Can a robot make a cup of coffee in your kitchen. This basic test is yet to be passed.
Our brains exist to help us survive. Organisms that don't have a brain, like bacteria or jellyfish, can still find food and evade predators.
But with a brain, survival is more likely because we can remember where food is found, due to the hippocampus; plan a route that avoids danger, thanks to the prefrontal cortex; and prioritise memories with emotional significance, courtesy of the amygdala.
These cognitive abilities wouldn’t be so helpful, though, if we couldn't move. So, without having a body to move around and manipulate its environment, could AI ever be as intelligent as a human?
Some scientists believe intelligence, as we know it, is so intricately connected with our bodies that building robots is the surest way to create truly intelligent machines.
Robot reality: not so intelligent
Robots are machines that can automatically carry out a complex series of actions, particularly those programmed with sophisticated computer algorithms.

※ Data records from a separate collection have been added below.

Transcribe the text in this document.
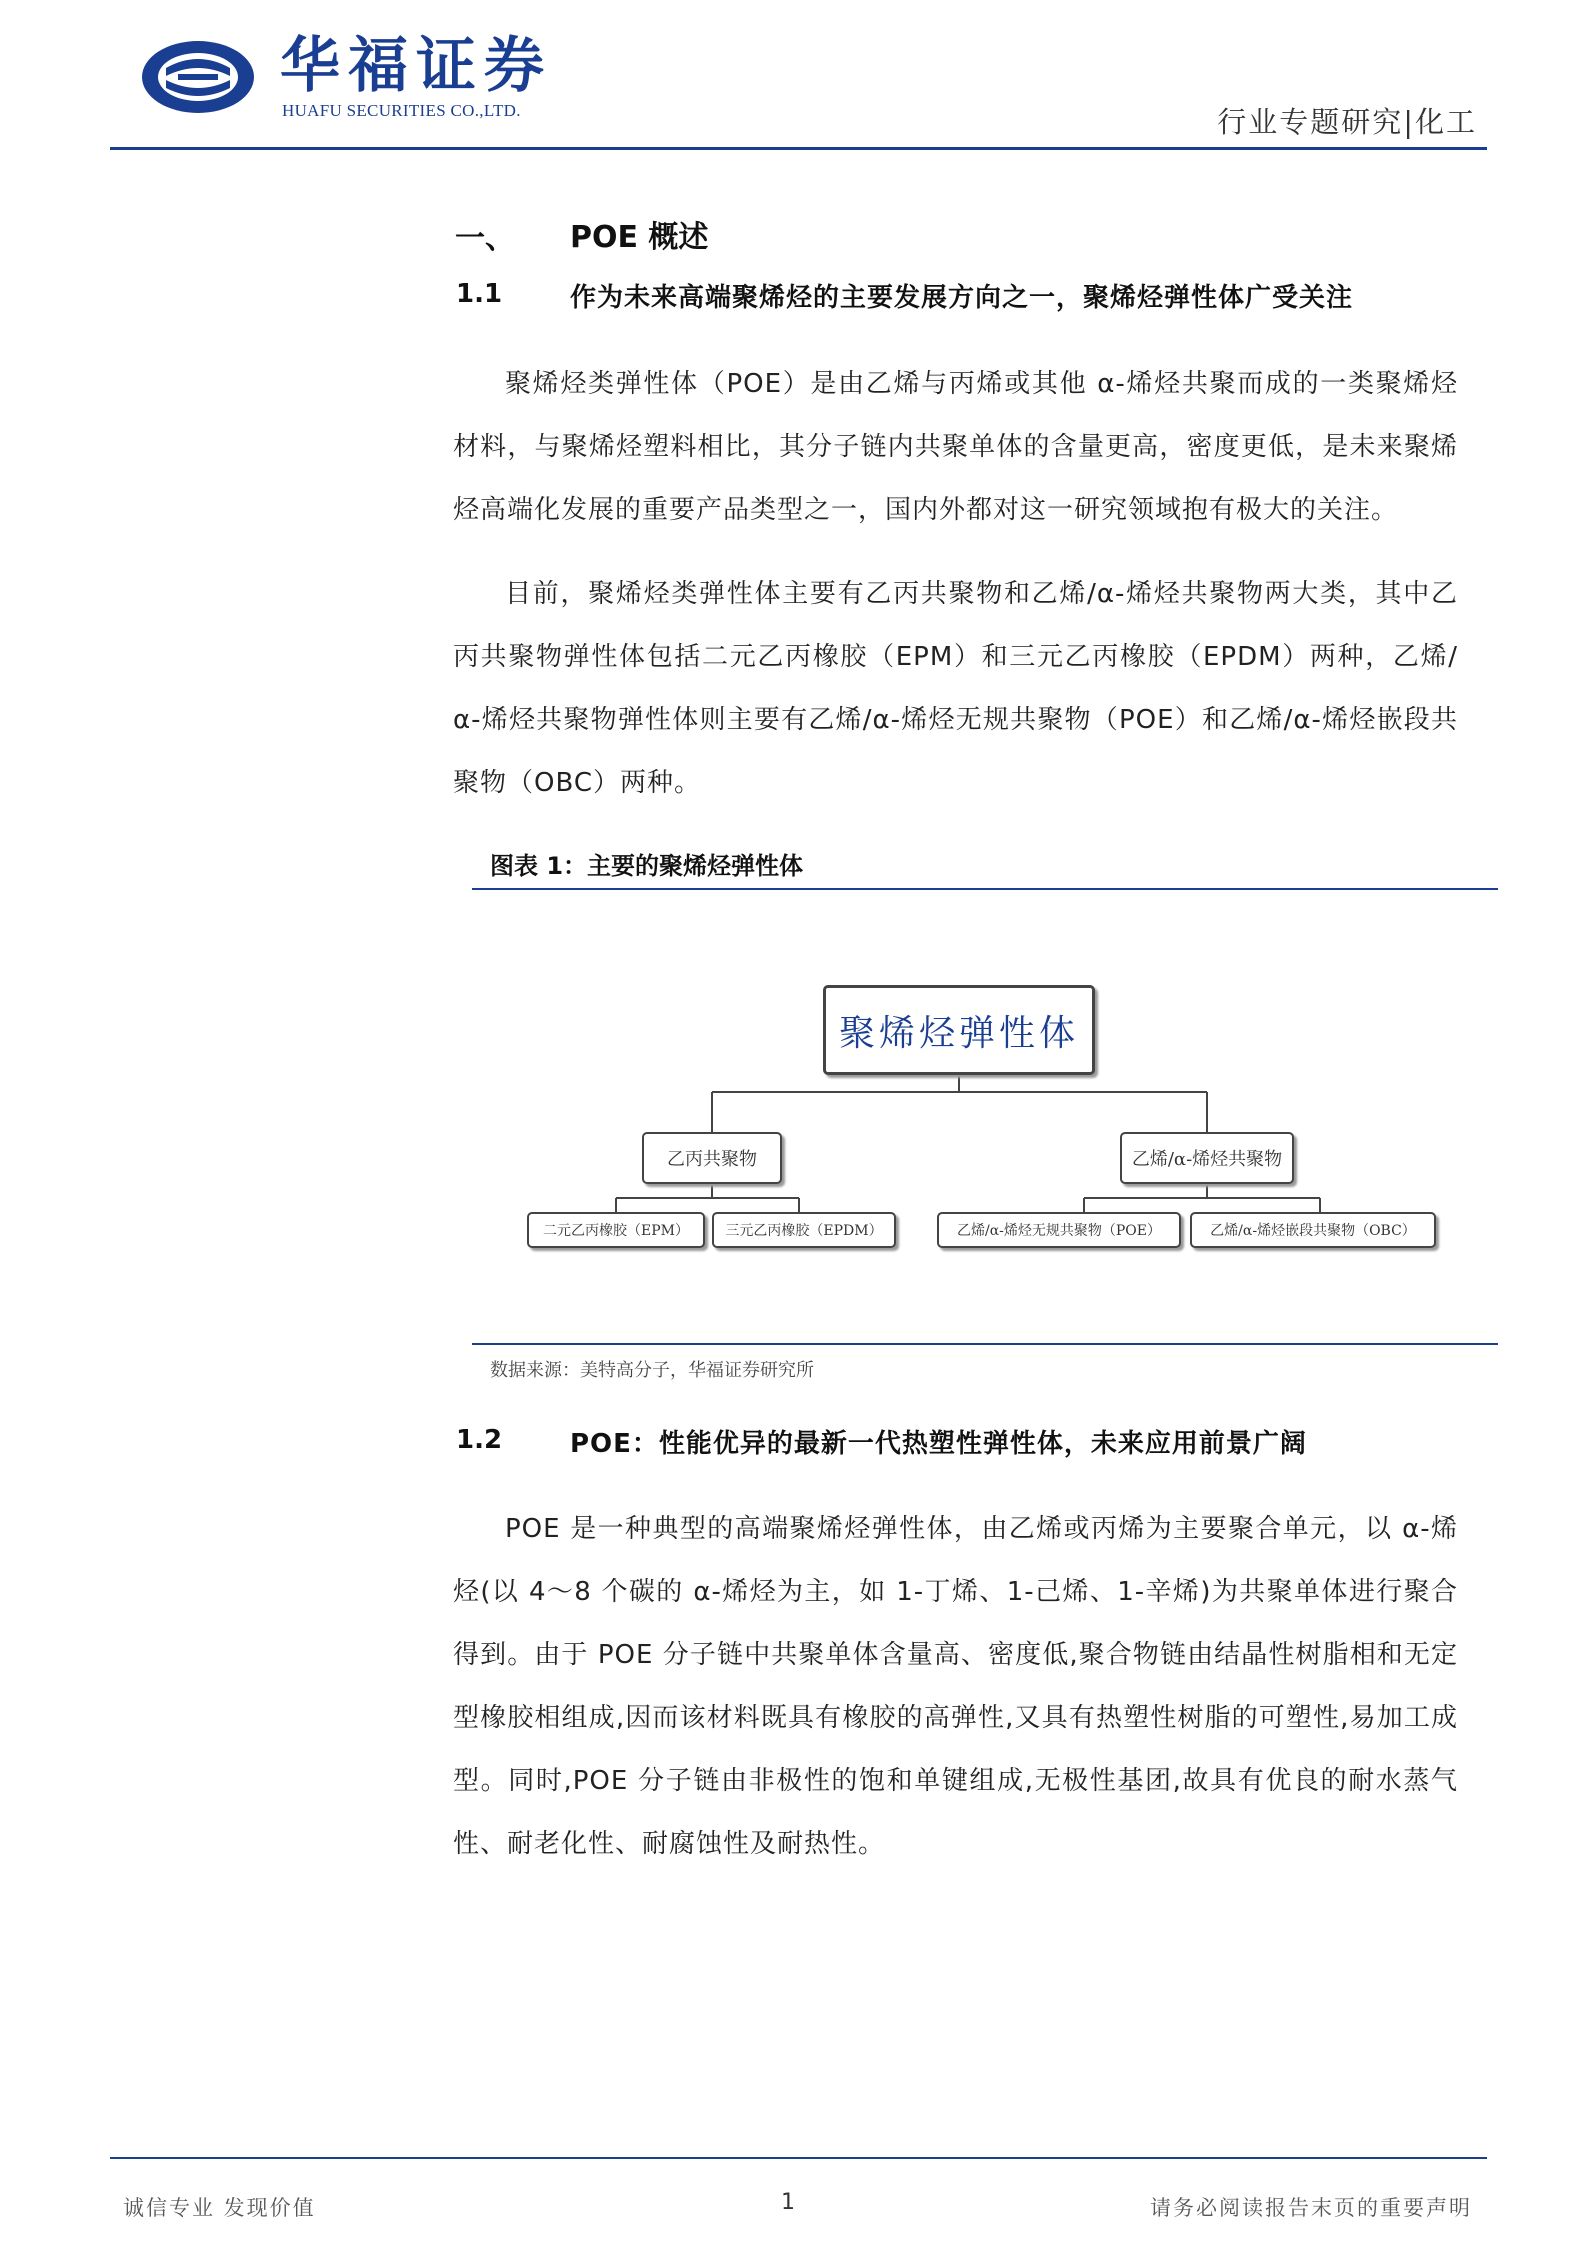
华福证券
HUAFU SECURITIES CO.,LTD.	行业专题研究|化工
一、 POE 概述
1.1	作为未来高端聚烯烃的主要发展方向之一，聚烯烃弹性体广受关注

聚烯烃类弹性体（POE）是由乙烯与丙烯或其他 α-烯烃共聚而成的一类聚烯烃材料，与聚烯烃塑料相比，其分子链内共聚单体的含量更高，密度更低，是未来聚烯烃高端化发展的重要产品类型之一，国内外都对这一研究领域抱有极大的关注。

目前，聚烯烃类弹性体主要有乙丙共聚物和乙烯/α-烯烃共聚物两大类，其中乙丙共聚物弹性体包括二元乙丙橡胶（EPM）和三元乙丙橡胶（EPDM）两种，乙烯/α-烯烃共聚物弹性体则主要有乙烯/α-烯烃无规共聚物（POE）和乙烯/α-烯烃嵌段共聚物（OBC）两种。

图表 1：主要的聚烯烃弹性体
聚烯烃弹性体
乙丙共聚物	乙烯/α-烯烃共聚物
二元乙丙橡胶（EPM）	三元乙丙橡胶（EPDM）	乙烯/α-烯烃无规共聚物（POE）	乙烯/α-烯烃嵌段共聚物（OBC）
数据来源：美特高分子，华福证券研究所
1.2	POE：性能优异的最新一代热塑性弹性体，未来应用前景广阔

POE 是一种典型的高端聚烯烃弹性体，由乙烯或丙烯为主要聚合单元，以 α-烯烃(以 4～8 个碳的 α-烯烃为主，如 1-丁烯、1-己烯、1-辛烯)为共聚单体进行聚合得到。由于 POE 分子链中共聚单体含量高、密度低,聚合物链由结晶性树脂相和无定型橡胶相组成,因而该材料既具有橡胶的高弹性,又具有热塑性树脂的可塑性,易加工成型。同时,POE 分子链由非极性的饱和单键组成,无极性基团,故具有优良的耐水蒸气性、耐老化性、耐腐蚀性及耐热性。

诚信专业 发现价值	1	请务必阅读报告末页的重要声明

Computers have been growing exponentially in power and speed ever since their invention more than 70 years ago.
Today even a smartphone can perform more than a billion calculations per second. Our biggest supercomputers are capable of 100,000 trillion calculations every second – equivalent to tens of millions of smartphones working simultaneously.
Why then are computers still mostly boxes with screens and maybe keyboards attached? Why don’t we have computer-controlled robot servants that can, for example, bring us breakfast and clean our houses?
Modern robots can be agile enough to perform such tasks – the Atlas robot from Boston Dynamics is an example. So, physical limitations are not the issue.
The problem is our current best robots, and the computers powering their ‘brains’, are bad at making sense of the world.
Computers excel at performing precise calculations at lightning speed, but struggle with simple real-world tasks, like turning on a tap, folding a towel or finding and picking up an object. A well-known benchmark in robotics research is the ‘coffee test’: can a robot enter a house it hasn’t seen before and make a cup of coffee?
This simple-sounding task includes many steps that are difficult, even impossible, for current robots. They would need to know what any kitchen could look like and be able to find it in any house.
Then they’d need to open cupboards, find the coffee, identify and pick up a spoon from a drawer, find the kettle and sink, position the kettle to fill it with the right amount of water by operating the taps, and so on.
Such tasks are beyond the capabilities of current technology. The real world is too complex and variable to program a robot to successfully complete most of these steps. The solution is to build robots that can learn.